Ein Tag zum Glücklich sein

Wussten Sie, dass es einen internationalen Happy-Tag gibt? Und während sich die einen noch fragen, weshalb man so etwas überhaupt braucht, denken die anderen an rosa Einhörner, Katzenvideos und Chuck-Norris-Witze.

Wussten Sie...

..., dass Glücksgefühle ansteckend sind? Vielleicht habe Sie es schon mal erlebt: Jemand lacht, vielleicht ohne Grund, und Sie können nicht anders, als mitzulachen? Und dann stecken sich alle Beteiligten immer wieder gegenseitig mit Lachen an. Evolutionsbiologen mutmaßen, dass schon die Steinzeitmenschen miteinander gelacht haben und sich so mitteilten, dass es ihnen gut geht. Wenn man gemeinsam lacht, fühlen sich alle als Teil einer Gruppe und zusammengehörig. Deshalb reagiert unser Gehirn auch heute noch darauf und verursacht gleich das Bedürfnis mitzulachen, auch wenn wir den Grund für die Heiterkeit gar nicht kennen.
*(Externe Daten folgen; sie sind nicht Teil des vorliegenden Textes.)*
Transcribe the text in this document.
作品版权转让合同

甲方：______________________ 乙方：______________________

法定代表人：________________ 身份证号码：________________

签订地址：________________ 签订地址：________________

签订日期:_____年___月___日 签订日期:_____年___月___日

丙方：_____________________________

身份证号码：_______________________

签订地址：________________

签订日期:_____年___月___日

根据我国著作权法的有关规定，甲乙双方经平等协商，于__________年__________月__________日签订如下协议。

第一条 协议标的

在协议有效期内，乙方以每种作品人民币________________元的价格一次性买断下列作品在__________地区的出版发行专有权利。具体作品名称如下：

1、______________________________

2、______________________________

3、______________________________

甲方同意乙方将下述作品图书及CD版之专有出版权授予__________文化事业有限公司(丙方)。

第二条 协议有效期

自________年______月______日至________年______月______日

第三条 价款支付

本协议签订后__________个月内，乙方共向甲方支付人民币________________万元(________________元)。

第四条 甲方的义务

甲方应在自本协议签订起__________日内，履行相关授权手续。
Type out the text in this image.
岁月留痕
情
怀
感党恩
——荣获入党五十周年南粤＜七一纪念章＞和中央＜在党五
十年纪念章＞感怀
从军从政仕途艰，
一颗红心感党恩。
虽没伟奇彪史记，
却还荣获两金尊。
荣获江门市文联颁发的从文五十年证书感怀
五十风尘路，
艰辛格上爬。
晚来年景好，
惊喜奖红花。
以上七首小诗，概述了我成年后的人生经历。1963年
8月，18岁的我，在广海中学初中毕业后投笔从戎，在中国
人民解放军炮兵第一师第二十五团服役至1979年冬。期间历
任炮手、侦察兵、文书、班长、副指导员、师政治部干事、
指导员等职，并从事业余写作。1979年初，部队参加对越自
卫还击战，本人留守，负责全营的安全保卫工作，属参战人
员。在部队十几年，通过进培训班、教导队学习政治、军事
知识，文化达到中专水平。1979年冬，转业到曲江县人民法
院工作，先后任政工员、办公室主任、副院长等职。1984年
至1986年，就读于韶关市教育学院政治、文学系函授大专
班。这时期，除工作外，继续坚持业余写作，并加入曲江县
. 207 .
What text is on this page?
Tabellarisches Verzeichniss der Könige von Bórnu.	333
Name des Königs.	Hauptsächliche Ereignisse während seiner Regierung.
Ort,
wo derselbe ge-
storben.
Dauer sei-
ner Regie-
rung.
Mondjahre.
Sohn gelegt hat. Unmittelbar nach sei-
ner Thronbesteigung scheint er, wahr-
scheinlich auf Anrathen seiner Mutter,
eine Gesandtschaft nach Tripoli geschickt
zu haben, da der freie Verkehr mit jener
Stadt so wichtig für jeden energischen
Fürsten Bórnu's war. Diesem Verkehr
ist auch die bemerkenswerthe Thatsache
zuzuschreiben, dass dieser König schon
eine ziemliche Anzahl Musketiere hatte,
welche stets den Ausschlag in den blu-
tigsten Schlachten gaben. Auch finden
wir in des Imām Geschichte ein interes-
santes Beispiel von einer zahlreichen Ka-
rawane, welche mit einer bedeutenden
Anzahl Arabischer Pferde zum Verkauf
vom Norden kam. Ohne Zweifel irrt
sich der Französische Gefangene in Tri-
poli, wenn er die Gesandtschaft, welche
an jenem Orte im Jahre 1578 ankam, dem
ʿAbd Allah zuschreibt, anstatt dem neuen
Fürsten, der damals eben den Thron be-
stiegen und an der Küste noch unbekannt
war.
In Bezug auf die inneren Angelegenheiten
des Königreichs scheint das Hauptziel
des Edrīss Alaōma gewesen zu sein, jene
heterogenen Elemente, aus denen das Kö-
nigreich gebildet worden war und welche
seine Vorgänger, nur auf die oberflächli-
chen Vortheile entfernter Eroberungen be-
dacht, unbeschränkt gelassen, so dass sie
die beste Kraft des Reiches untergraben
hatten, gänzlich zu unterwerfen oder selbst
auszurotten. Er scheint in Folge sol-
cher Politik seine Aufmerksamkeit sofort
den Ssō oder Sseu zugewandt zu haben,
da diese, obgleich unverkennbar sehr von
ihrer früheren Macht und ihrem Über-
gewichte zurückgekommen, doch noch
..., dass die Menschen in der Schweiz die glücklichsten der Welt sind? So steht es in einem UN-Bericht von 2015, dem „World Happiness Report“. Laut Professoren der renommierten Columbia-Universität in den USA, die die Studie durchgeführt haben, leben die glücklichsten Menschen in der Alpenrepublik, gefolgt von den skandinavischen Ländern. Deutschland landete dagegen nur auf Platz 26, also sogar hinter Ländern wie Panama und dem Oman. Zwar wirkte sich das Einkommen auf das Glücksempfinden aus, ob jemand aber wirklich glücklich ist, hängt nicht allein von der wirtschaftlichen Situation ab. Entscheidend sind vor allem die soziale Einbindung – also Menschen, auf die man sich verlassen kann – und die Lebenserwartung. Als Konsequenz fordern die Forscher: „Wir müssen in die Kinder investieren, sodass aus ihnen unabhängige, produktive und glückliche Erwachsene werden, die sozial und wirtschaftlich ihren Beitrag zur Gesellschaft leisten.“

..., dass positive Gefühle wie Freude, Dankbarkeit und Zufriedenheit sich dauerhaft positiv auswirken? Sie machen uns produktiver, stärken unsere seelische Widerstandskraft und verbessern unsere Wahrnehmung. Es ist also in mehrfacher Hinsicht lohnenswert, wenn man mehr an die positiven Dinge im Leben denkt.

..., dass der 20. März der Welttag des Glücks ist? Seit dem Jahr 2013 ist dieser Tag dem Glücklichsein gewidmet. Damit der Welttag auch dementsprechend begangen wird, sind alle Mitgliedsstaaten der Vereinten Nationen, Verbände, Vereine, Privatpersonen und Nicht-Regierungs-Organisationen dazu aufgefordert, ihn in den Blickpunkt der Öffentlichkeit zu rücken. Das „Ministerium für Glück und Wohlbefinden“ ist allerdings kein wirkliches Bundesministerium, auch wenn dessen Internetpräsenz täuschend echt aussieht. Dabei handelt es sich um die Kampagne zweier Kommunikationsdesignstudenten aus Mannheim. Sie setzen sich dafür ein, dass in Deutschland das „Bruttonationalglück“ als Maßstab gelten soll. Dabei wird der Lebensstandard aufgrund von psychologischem Wohlbefinden, Verwendung von Zeit, Vitalität der Gesellschaft und Nachhaltigkeit errechnet.

..., dass die glücklichsten Deutschen in Schleswig-Holstein leben? Das geht aus dem Glücksatlas 2015 hervor, den die Deutsche Post regelmäßig in Auftrag gibt. Darüber hinaus gleicht sich die Lebenszufriedenheit der Menschen in Ost und West immer mehr an. In den Bericht fließen Daten einer repräsentativen Wiederholungsbefragung von über 12000 Privathaushalten ein. Keine Angaben wurden darüber gemacht, was die Menschen glücklich oder unglücklich macht. Vielleicht sind die Schleswig-Holsteiner ja so glücklich, weil sie an gleich zwei Meeren leben, der Ost- und der Nordsee. Allerdings wurden die Menschen in einer gesonderten Befragung vom Meinungsforschungsinstitut Dimap zur Arbeitszufriedenheit befragt. Ergebnis: Zwischen Arbeits- und Lebenszufriedenheit besteht ein enger Zusammenhang.